Alhamdulillah, bertemu kembali di edisi kedua yang mengusung tema penguatan Sekolah Tinggi Ekonomi Islam Tazkia sebagai basis kekuatan intelektual di bidang ekonomi syariah. Perjalanan berliku ekonomi syariah di tanah air mengingatkan kita pada pentingnya konsistensi menjaga risalah dan idealisme sebagaimana yang dilakukan Bernard Mandeville pada awal abad 18.
Ia mengkritik disiplin ilmu baru ilmu ekonomi saat itu yang lekat dengan sifat tamak, haloba, hasud dan egois. Pemikirannya ditaburkan di jalan-jalan raya kota London dalam sebuah karya monumentalnya; The Grumbling Hive or Knaves Turned Honest.
Mengajukan risalah ekonomi rabbani, bukanlah cita-cita sederhana, meski juga bukan utopia. Karena, ekonomi kita perlu tumbuh di bawah naungan falsafah pembangunan yang bersendikan pembangunan manusia seutuhnya. Tujuan akhir ekonomi tidak lain adalah pembangunan manusia itu sendiri, bukan manusia Prometheus yang tidak pernah berhenti ‘memperkosa’ alam, tetapi manusia mulia menurut pandangan tradisi besar Timur dan Barat.
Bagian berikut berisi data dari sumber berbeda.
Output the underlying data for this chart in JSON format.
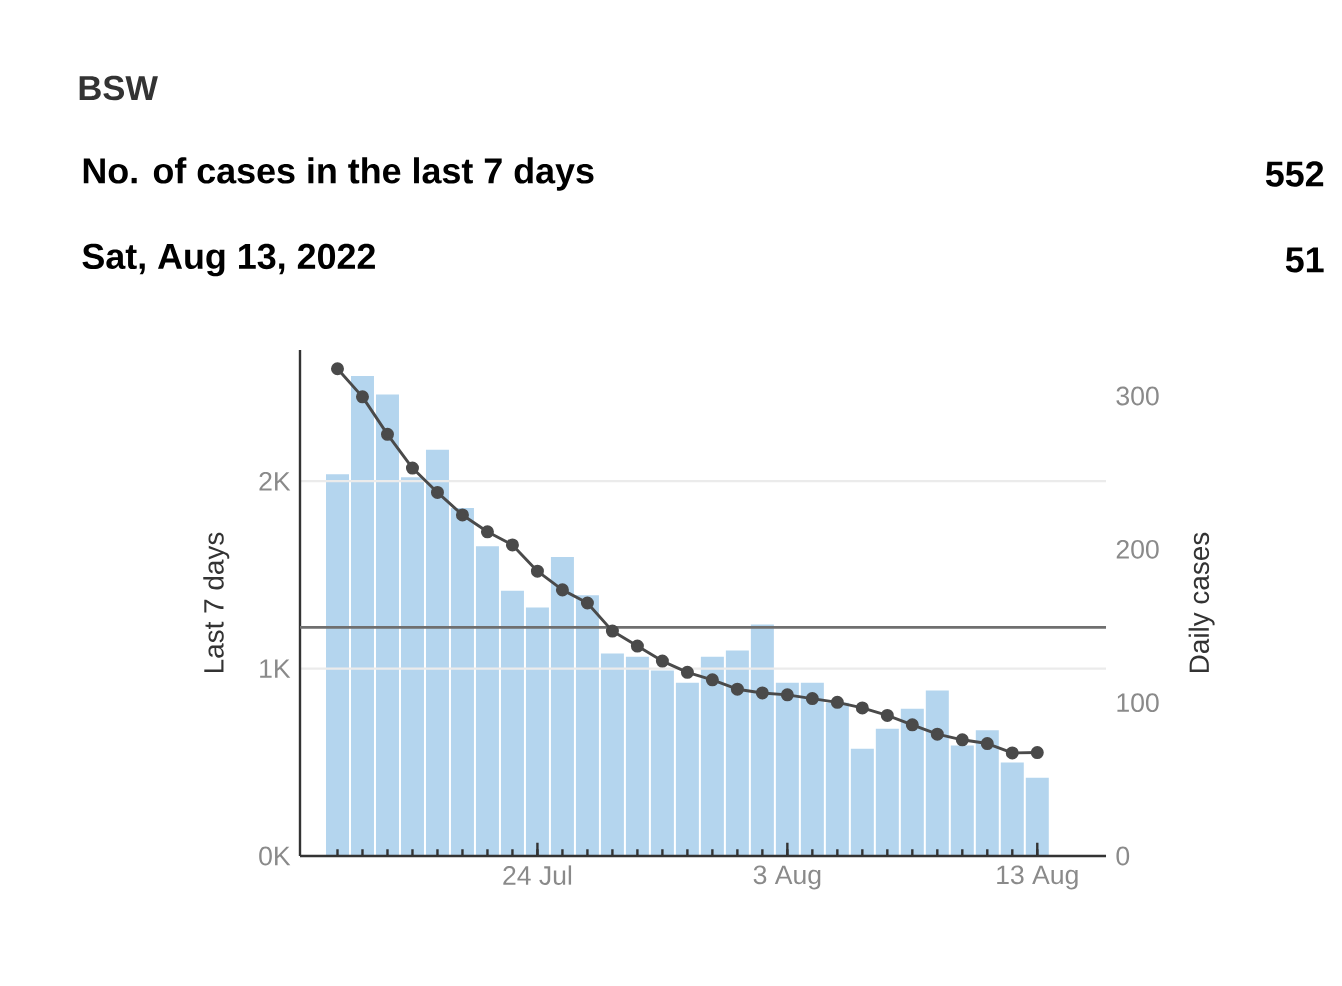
{
  "chart_data": {
    "type": "bar",
    "title": "BSW",
    "annotations": [
      "No. of cases in the last 7 days",
      "552",
      "Sat, Aug 13, 2022",
      "51"
    ],
    "ylabel": "Last 7 days",
    "y2label": "Daily cases",
    "x": [
      "2022-07-16",
      "2022-07-17",
      "2022-07-18",
      "2022-07-19",
      "2022-07-20",
      "2022-07-21",
      "2022-07-22",
      "2022-07-23",
      "2022-07-24",
      "2022-07-25",
      "2022-07-26",
      "2022-07-27",
      "2022-07-28",
      "2022-07-29",
      "2022-07-30",
      "2022-07-31",
      "2022-08-01",
      "2022-08-02",
      "2022-08-03",
      "2022-08-04",
      "2022-08-05",
      "2022-08-06",
      "2022-08-07",
      "2022-08-08",
      "2022-08-09",
      "2022-08-10",
      "2022-08-11",
      "2022-08-12",
      "2022-08-13"
    ],
    "xlim": [
      "2022-07-14T12:00",
      "2022-08-15T18:00"
    ],
    "xticks": [
      {
        "value": "2022-07-24",
        "label": "24 Jul"
      },
      {
        "value": "2022-08-03",
        "label": "3 Aug"
      },
      {
        "value": "2022-08-13",
        "label": "13 Aug"
      }
    ],
    "ylim": [
      0,
      2700
    ],
    "yticks": [
      {
        "value": 0,
        "label": "0K"
      },
      {
        "value": 1000,
        "label": "1K"
      },
      {
        "value": 2000,
        "label": "2K"
      }
    ],
    "y2lim": [
      0,
      330
    ],
    "y2ticks": [
      0,
      100,
      200,
      300
    ],
    "series": [
      {
        "axis": "y2",
        "color": "#b4d5ee",
        "values": [
          249,
          313,
          301,
          247,
          265,
          227,
          202,
          173,
          162,
          195,
          170,
          132,
          130,
          121,
          113,
          130,
          134,
          151,
          113,
          113,
          100,
          70,
          83,
          96,
          108,
          72,
          82,
          61,
          51
        ]
      },
      {
        "type": "line",
        "axis": "y",
        "color": "#4a4a4a",
        "marker": "circle",
        "line_style": "solid",
        "values": [
          2600,
          2450,
          2250,
          2070,
          1940,
          1820,
          1730,
          1660,
          1520,
          1420,
          1350,
          1200,
          1120,
          1040,
          980,
          940,
          890,
          870,
          860,
          840,
          820,
          790,
          750,
          700,
          650,
          620,
          600,
          550,
          552
        ]
      }
    ],
    "ref_lines": [
      {
        "axis": "y",
        "value": 1220,
        "color": "#6f6f6f"
      }
    ],
    "grid": "y"
  }
}
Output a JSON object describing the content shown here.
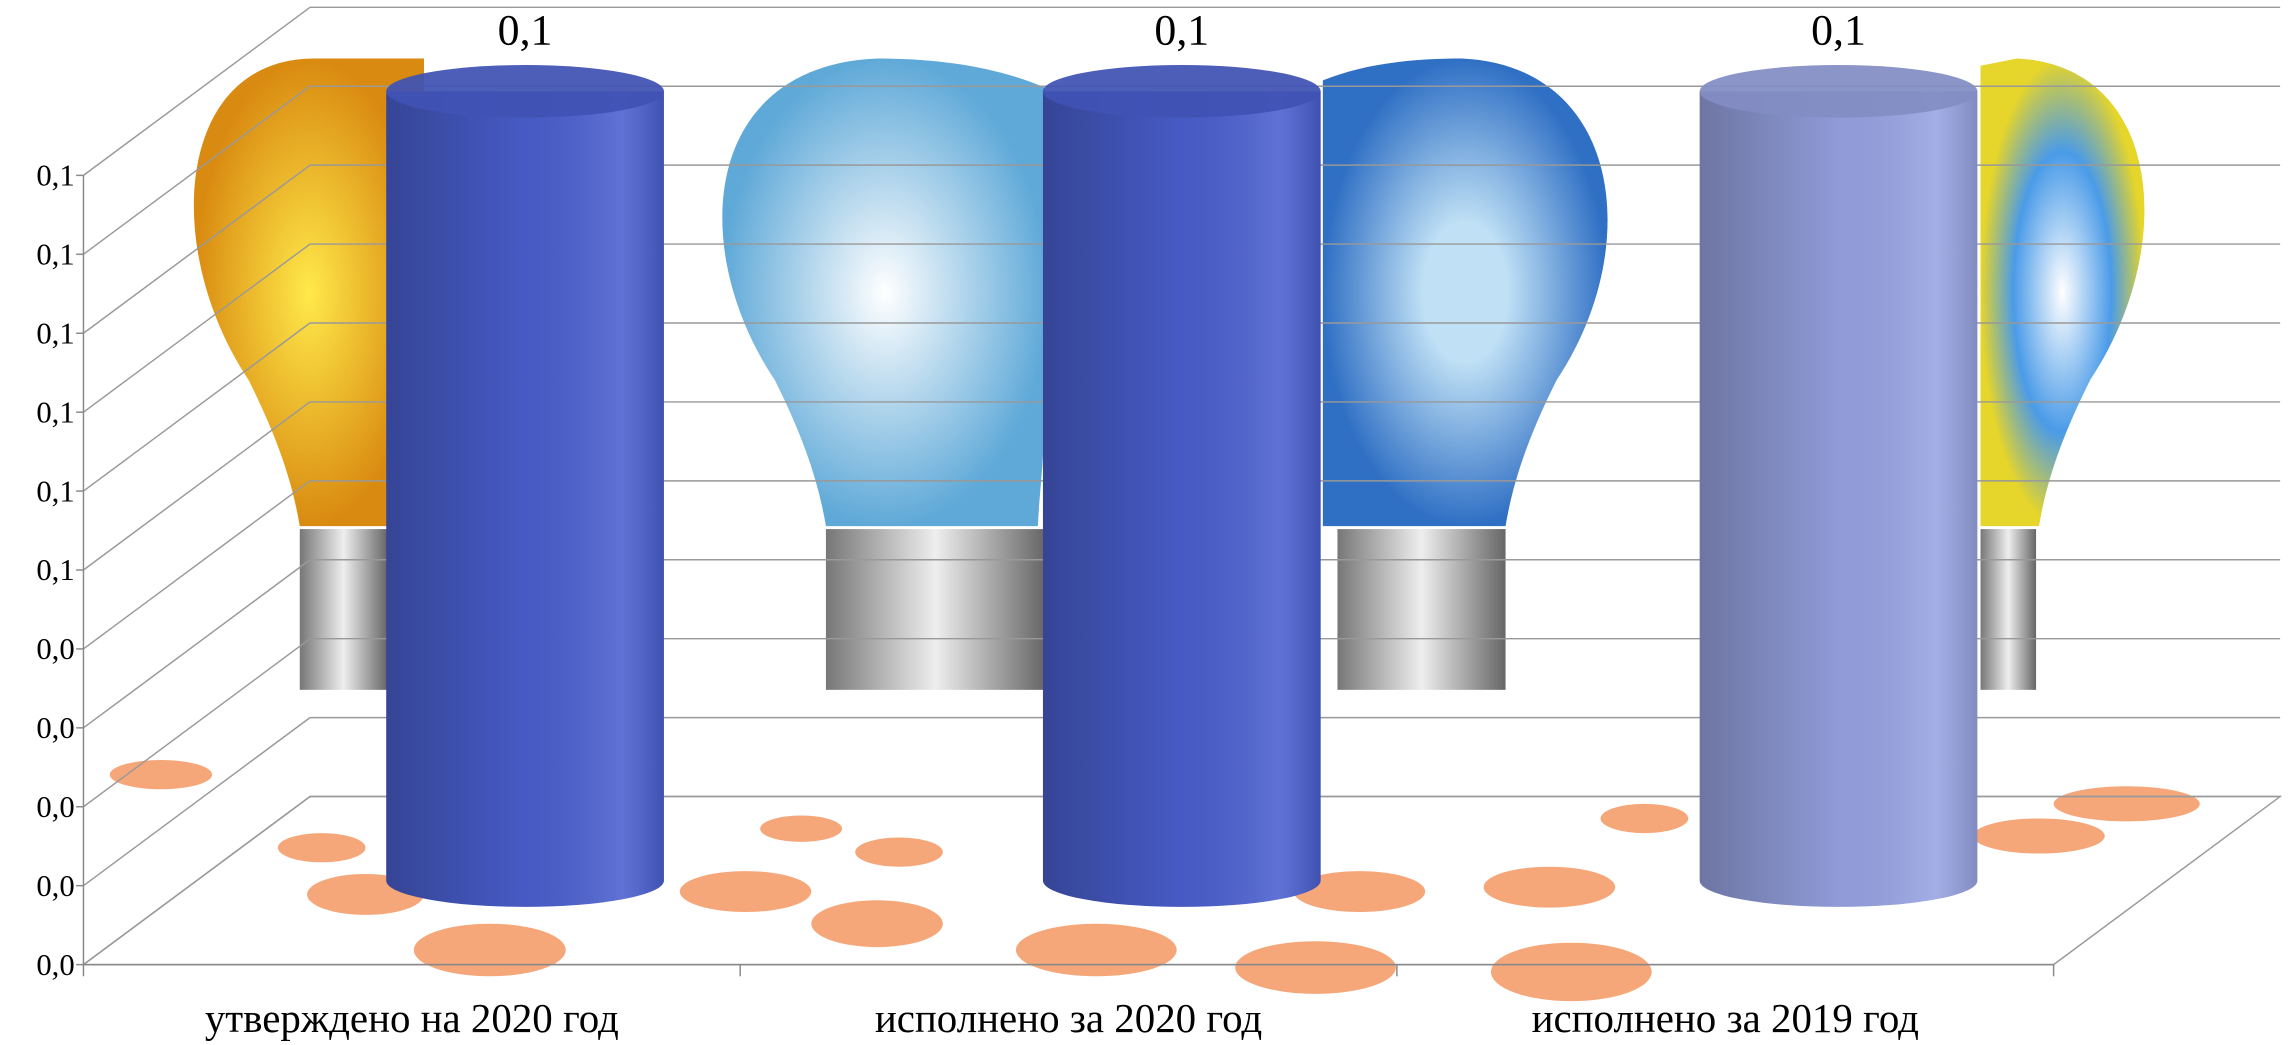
{
  "chart_data": {
    "type": "bar3d",
    "categories": [
      "утверждено на 2020 год",
      "исполнено за 2020 год",
      "исполнено за 2019 год"
    ],
    "values": [
      0.1,
      0.1,
      0.1
    ],
    "value_labels": [
      "0,1",
      "0,1",
      "0,1"
    ],
    "colors": [
      "#4a5fcf",
      "#4a5fcf",
      "#97a3e2"
    ],
    "ylim": [
      0,
      0.1
    ],
    "yticks": [
      {
        "value": 0,
        "label": "0,0"
      },
      {
        "value": 0.01,
        "label": "0,0"
      },
      {
        "value": 0.02,
        "label": "0,0"
      },
      {
        "value": 0.03,
        "label": "0,0"
      },
      {
        "value": 0.04,
        "label": "0,0"
      },
      {
        "value": 0.05,
        "label": "0,1"
      },
      {
        "value": 0.06,
        "label": "0,1"
      },
      {
        "value": 0.07,
        "label": "0,1"
      },
      {
        "value": 0.08,
        "label": "0,1"
      },
      {
        "value": 0.09,
        "label": "0,1"
      },
      {
        "value": 0.1,
        "label": "0,1"
      }
    ],
    "grid": true
  }
}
Dia adalah manusia sempurna atau chun tzu yang menurut ajaran Kung Fu Tze adalah makhluk yang paling sempurna akhlaknya yang senantiasa takut pada Kuasa yang Lebih Tinggi. Kung Fu Tze juga menekankan kehadiran Manusia Unggul, jen, yang setia kepada fitrahnya (chung) dan berinteraksi dengan orang lain menurut prinsip kesalingan; saling menghormati yaitu melayani orang lain seperti melayani dirinya sendiri (shu). Konsep manusia seperti ini, menurut Anwar Ibrahim dalam The Asian Renaissance, sejajar dengan konsep insan shalih dalam Islam.
Maka, bicara pertumbuhan ekonomi harus melibatkan dimensi akhlak. Kita harus secara intens mengalihkan kajian ekonomi konvensional yang berasaskan konsep homo economicus yang syarat dengan kepentingan pribadi. Meski demikian, sebagian kajian konvensional ini diilhami oleh penemuan kembali falsafah akhlak Adam Smith dalam bentuknya yang lebih utuh dan menyeluruh.
Pengasas ilmu ekonomi yang kerap dihubungkan dengan kapitalisme tersebut telah menjadikan manusia sebagai engine penumpuk kekayaan. Tetapi, yang mengejutkan, dia sendiri menganggap “hikmah dan akhlak” lebih berhak disanjung dibandingkan dengan kekayaan materi. Setidaknya, itu yang nampak tersurat dalam karyanya; The Theory of Moral Sentiments.